Poetry has the opportunity, perhaps even the imperative, to make bi+ experiences more visible, and there are a number of contemporary poets who are writing about bi+ identities. In addition to Castillo and Jordan, poets like Brenda Shaughnessy, Rebecca Hazelton, and Rosebud Ben-Oni have all offered unique and nuanced portrayals of bi+ speakers. Both Hazelton and Ben-Oni examine sexual experiences with men and women, sometimes within the same poem.

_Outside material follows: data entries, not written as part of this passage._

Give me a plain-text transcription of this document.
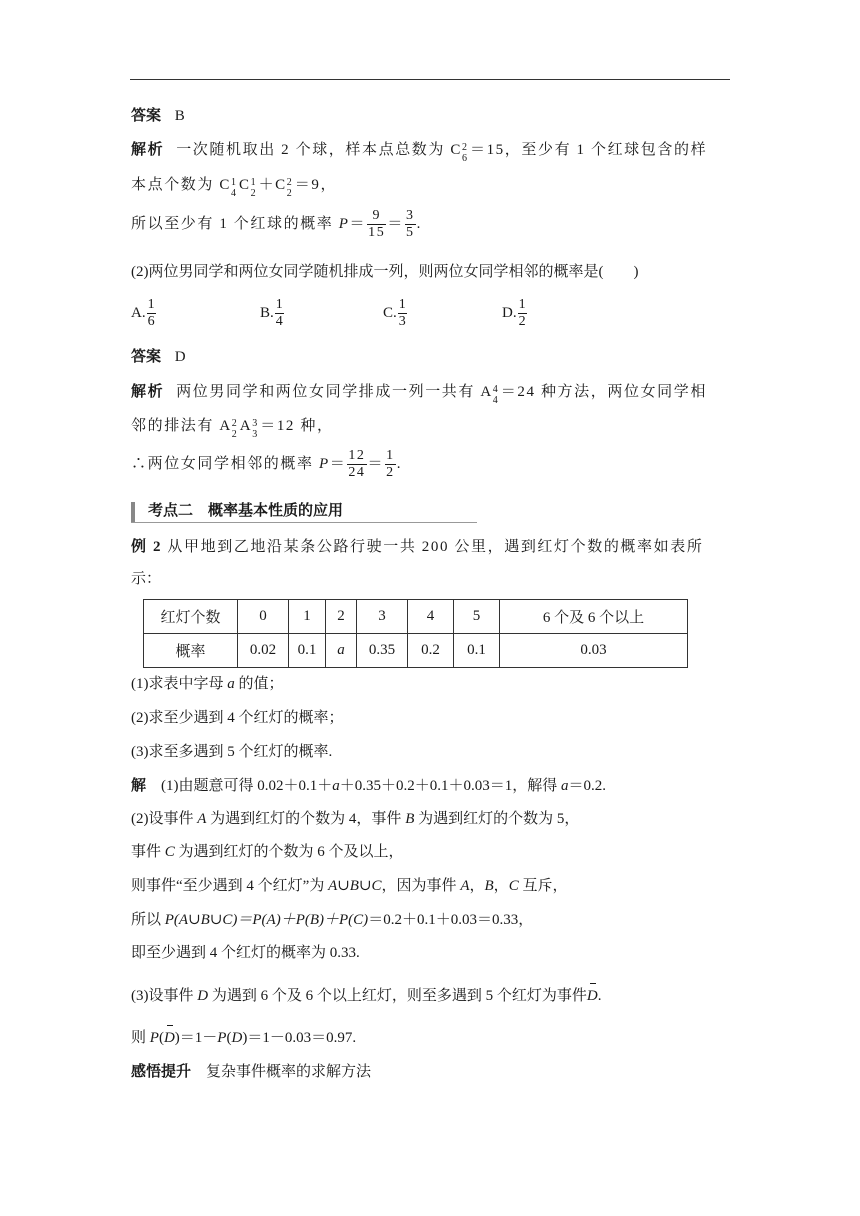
答案 B
解析 一次随机取出 2 个球，样本点总数为 C 2
6
＝15，至少有 1 个红球包含的样
本点个数为 C 1
4
C 1
2
＋C 2
2
＝9，
所以至少有 1 个红球的概率 $P= \frac{9}{15} = \frac{3}{5}$ .
(2)两位男同学和两位女同学随机排成一列，则两位女同学相邻的概率是(　　)
A. $\frac{1}{6}$	B. $\frac{1}{4}$	C. $\frac{1}{3}$	D. $\frac{1}{2}$
答案 D
解析 两位男同学和两位女同学排成一列一共有 A 4
4
＝24 种方法，两位女同学相
邻的排法有 A 2
2
A 3
3
＝12 种，
∴两位女同学相邻的概率 $P= \frac{12}{24} = \frac{1}{2}$ .
考点二　概率基本性质的应用
例 2 从甲地到乙地沿某条公路行驶一共 200 公里，遇到红灯个数的概率如表所
示：
红灯个数	0	1	2	3	4	5	6 个及 6 个以上
概率	0.02	0.1	a	0.35	0.2	0.1	0.03
(1)求表中字母 a 的值；
(2)求至少遇到 4 个红灯的概率；
(3)求至多遇到 5 个红灯的概率.
解　(1)由题意可得 0.02＋0.1＋a＋0.35＋0.2＋0.1＋0.03＝1，解得 a＝0.2.
(2)设事件 A 为遇到红灯的个数为 4，事件 B 为遇到红灯的个数为 5，
事件 C 为遇到红灯的个数为 6 个及以上，
则事件“至少遇到 4 个红灯”为 A∪B∪C，因为事件 A，B，C 互斥，
所以 P(A∪B∪C)＝P(A)＋P(B)＋P(C)＝0.2＋0.1＋0.03＝0.33，
即至少遇到 4 个红灯的概率为 0.33.
(3)设事件 D 为遇到 6 个及 6 个以上红灯，则至多遇到 5 个红灯为事件D.
则 P(D)＝1－P(D)＝1－0.03＝0.97.
感悟提升　复杂事件概率的求解方法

In Hazelton’s “Late Youth,” she addresses a past lover, a person whose gender has not been identified but who’s described as having a “solid torso and thighs, / your breasts hardly there” and is not considered one of the “young, earnest men” who came before. Hazelton’s speaker says that the past lover “erased [the men] entirely.” This poem negotiates gender preference, commitment questions, and lost love through the clarifying distance of years; the poem ends:

You were a person with a body, and flaws,
and sometimes you were unkind,
as was I. And worse,
you loved me,
and had always seen these things.

“You were a person with a body, and flaws” reasserts the personhood of the addressee without underscoring the person’s gender identity—a compelling, if not deeply kind gesture.

Rosebud Ben-Oni’s poem “Even Doves Have Pride,” on the other hand, reads more like invective about a past girlfriend. “It’s the straight girl I dated who’s the most outraged / I married a man,” she writes, negotiating some of the discriminatory expectations that bi+ people face. Hera Lindsay Bird’s poem “Bisexuality,” on the other hand, confirms, perhaps with a tongue in cheek, a common misconception about non-monosexual people: “Everyone assumes you want to fuck them………and they’re right.” Bird presents several analogies for bisexuality here as well:

It’s hard to know what bisexuality means
It just…….comes over you, like an urban sandstorm
When a fish crawls up onto land?—that’s bisexuality
It’s an ancient sexual amphibiousness

This “sexual amphibiousness” reminds one of “between-ness” Castillo identified.

In a recent feature on the West Branch blog, poet Kathy Fagan writes about the intersections between her poetry and bisexuality, and how she identifies with the “non-mainstream”:

I don’t know, to this day, whether inherent queerness made me a poet, or if it was inherent poetness that made me queer, but behind both are, I see now, a powerful identification with the non-mainstream and a natural feminism made infinitely stronger by virtue of having once been in love with a woman.

Fagan’s cause-and-effect connections between queerness and poetness is interesting, in part because it implies that the poet, that is, the state of being a poet, is inherently rooted in a kind of ineffability and between-ness—a compelling thought indeed.

More poetry about bi+ identities and more institutional and community recognition of the queerness of poets writing out of or beyond their bi+ identities will make visible bi+ experiences within the literary community. There has been progress. Lambda Literary has finally added a Bisexual Poetry category for their 2019 Awards, thirty years after their inception, and a call for submissions recently went out for bisexual poetry anthologies. A number of bi+ poets appear in recent anthologies of queer poets, including Nepantla: An Anthology Dedicated to Queer Poets of Color. But there’s still more to be done to bring bi+ experiences the named visibility and validation of other queer experiences. Since coming out, I have been disheartened to learn that many bi+ poets I know, especially women, feel uncomfortable claiming that they belong to a LGBTQIA+ literary community. For that reason, I hope that our literary institutions continue to explore ways in which they can visibly recognize bi+ experiences as essential to our larger literary landscape.